The medical staff are always just as excited as the patients to see Clara, Neal said, and she makes sure they have their snuggles with Clara too. Their last visit was on Thanksgiving morning, which she said felt extra meaningful.

Clara isn’t just a fixture at St. John’s, however – Neal has started bringing her to work too. Clara has become a mascot of sorts for the thousands of freshman and transfer Bruins who attend new student orientation programs during the summer, and many orientation groups even request to have Clara in their group photo. She also brought stress relief to the Hill during midterms and finals this quarter.

Neal said students homesick for their own pets find comfort in showering Clara with affection.
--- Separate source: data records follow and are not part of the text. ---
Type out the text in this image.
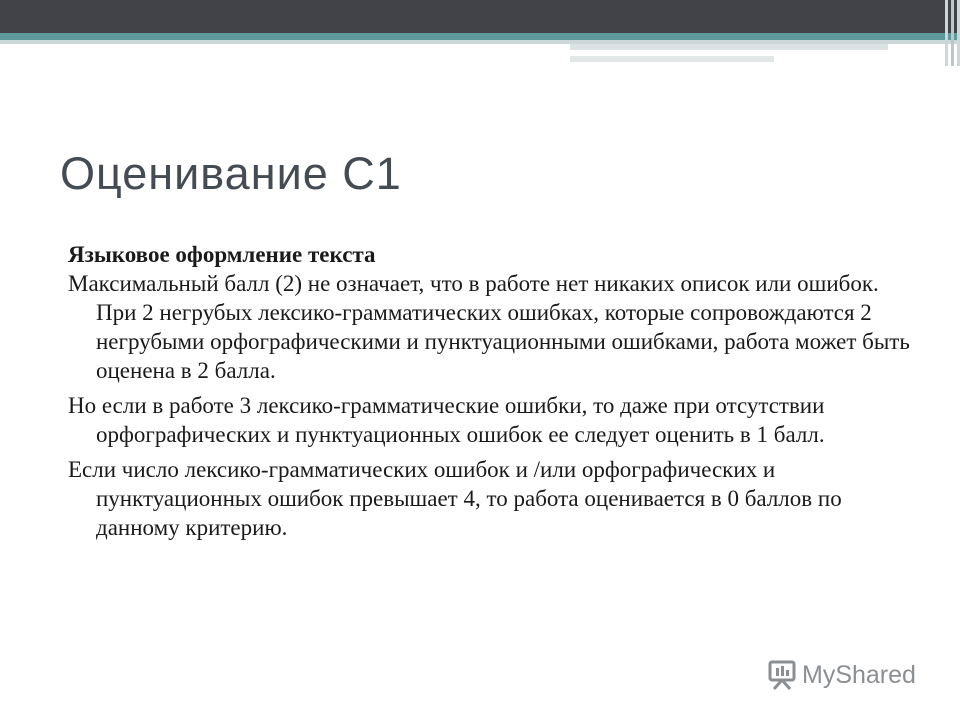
Оценивание С1
Языковое оформление текста
Максимальный балл (2) не означает, что в работе нет никаких описок или ошибок. При 2 негрубых лексико-грамматических ошибках, которые сопровождаются 2 негрубыми орфографическими и пунктуационными ошибками, работа может быть оценена в 2 балла.
Но если в работе 3 лексико-грамматические ошибки, то даже при отсутствии орфографических и пунктуационных ошибок ее следует оценить в 1 балл.
Если число лексико-грамматических ошибок и /или орфографических и пунктуационных ошибок превышает 4, то работа оценивается в 0 баллов по данному критерию.
MyShared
“She was on so many Snapchats,” Neal said. “I joke that she thinks her name is ‘Pretty.’”

As she enters her 30th year with NSTP, Neal said she enjoys putting the skills she’s honed at work to use in a new environment where it’s all about Clara.

“Communication skills and talking to people, that’s literally my job. Being able to do that through my dog who I love gives me a different way to connect with people and do it in a way that really changes the environment a lot,” Neal said. “People that don’t normally want to socialize with a volunteer, they’ll just pet the dog, and that seems to be enough.”